O Homem da Máfia (2012) - Review
Em 2008 teve início uma grave crise financeira de escala mundial que abalou profundamente as estruturas da sociedade e acentuou ainda mais as diferenças econômicas de suas classes. Em um cenário de falta de oportunidades, o crime sempre se apresenta como uma alternativa fácil e rápida para ganhar dinheiro, ou até mesmo muito dinheiro, dependendo da coragem do indivíduo. Mas o que seria da coragem sem uma boa dose de estupidez? Caras ficam gananciosos com o mero cheiro da grana, e fazem coisas idiotas.

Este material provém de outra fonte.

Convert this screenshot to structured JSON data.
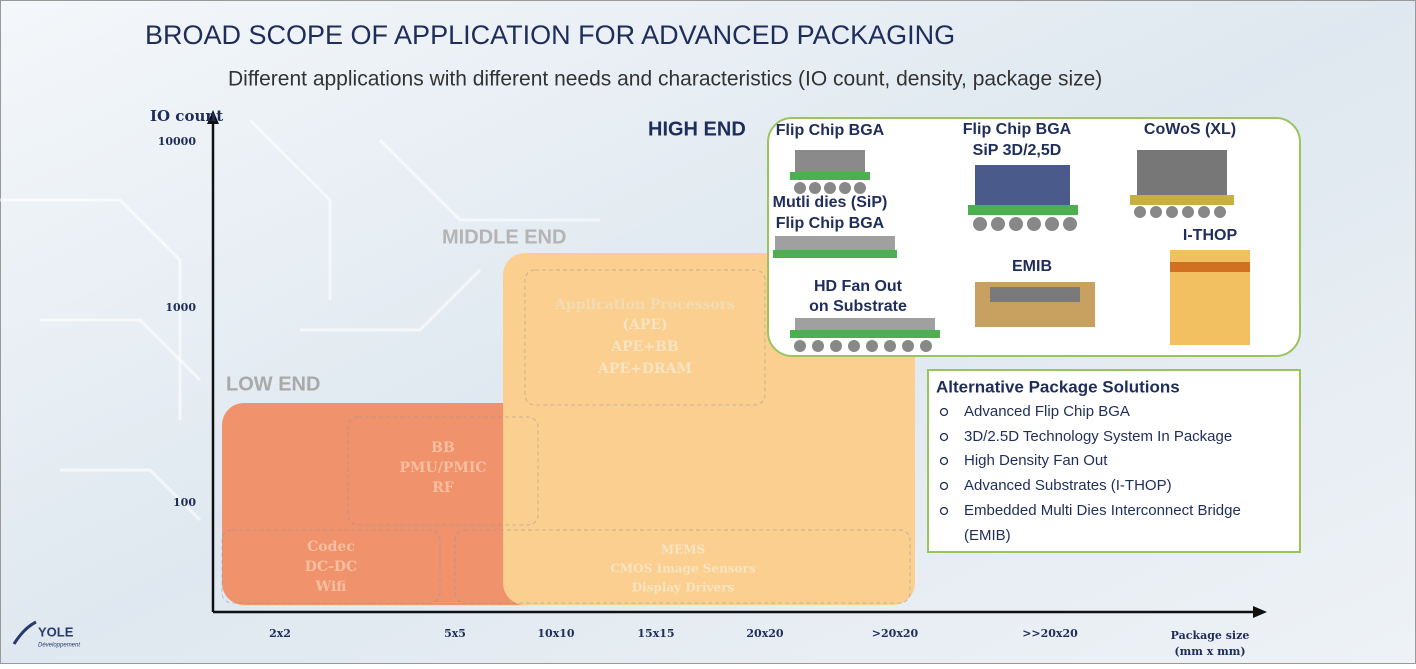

Um pequeno empresário do ramo ilegal contrata 2 incompetentes para fazer um "trabalho". Coisa rápida, diz ele. Sem riscos, ele diz. O tal trabalho consiste em roubar uma casa de jogos clandestina pertencente à máfia. O plano brilhante é deixar a culpa pelo serviço recair sobre o gerente (Ray Liotta), um cara com imagem já queimada no passado perante seus pares e sem qualquer margem de tolerância para errar novamente. Muito fácil, certo? Errado, muito errado.
Como consequência, as pessoas ficam com medo de jogar e o mercado underground de jogos sofre um forte abalo, as fontes de dinheiro começam a secar. Sendo o bolso o órgão do corpo que mais dói, a situação precisa ser resolvida urgentemente. A solução se materializa na figura do assassino interpretado por Brad Pitt, um homem contratado pela máfia para resolver os problemas frutos do risco do negócio.

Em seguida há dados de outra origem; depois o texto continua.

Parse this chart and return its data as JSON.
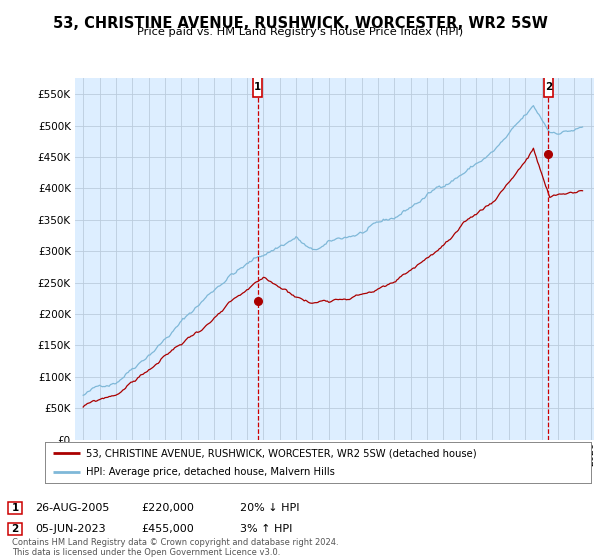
{
  "title": "53, CHRISTINE AVENUE, RUSHWICK, WORCESTER, WR2 5SW",
  "subtitle": "Price paid vs. HM Land Registry's House Price Index (HPI)",
  "legend_line1": "53, CHRISTINE AVENUE, RUSHWICK, WORCESTER, WR2 5SW (detached house)",
  "legend_line2": "HPI: Average price, detached house, Malvern Hills",
  "annotation1_date": "26-AUG-2005",
  "annotation1_price": "£220,000",
  "annotation1_hpi": "20% ↓ HPI",
  "annotation2_date": "05-JUN-2023",
  "annotation2_price": "£455,000",
  "annotation2_hpi": "3% ↑ HPI",
  "footnote": "Contains HM Land Registry data © Crown copyright and database right 2024.\nThis data is licensed under the Open Government Licence v3.0.",
  "hpi_color": "#7fb8d8",
  "price_color": "#aa0000",
  "annotation_color": "#cc0000",
  "background_color": "#ffffff",
  "chart_bg_color": "#ddeeff",
  "grid_color": "#bbccdd",
  "ylim": [
    0,
    575000
  ],
  "yticks": [
    0,
    50000,
    100000,
    150000,
    200000,
    250000,
    300000,
    350000,
    400000,
    450000,
    500000,
    550000
  ],
  "xlim_start": 1994.5,
  "xlim_end": 2026.2,
  "anno1_x": 2005.65,
  "anno1_y": 220000,
  "anno2_x": 2023.42,
  "anno2_y": 455000
}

Numa concepção maquiavélica, é evidente que a vingança deve atingir alguém de forma rápida, exemplar e de uma só vez. Porém, para a mensagem ser enviada não devem morrer apenas aqueles que de fato cometeram tal estupidez, mas também aquele que as pessoas nas ruas pensam ser o culpado. Nesse ponto temos parte do argumento que confere um certo brilhantismo ao filme. De forma sutil sugere que, quando há uma crise financeira, a confiança dos investidores deve ser reestabelecida a qualquer custo. Num cenário de profunda decadência moral, o dinheiro é o valor que realmente faz a diferença, ante o descaso com a afinidade e lealdade entre as pessoas.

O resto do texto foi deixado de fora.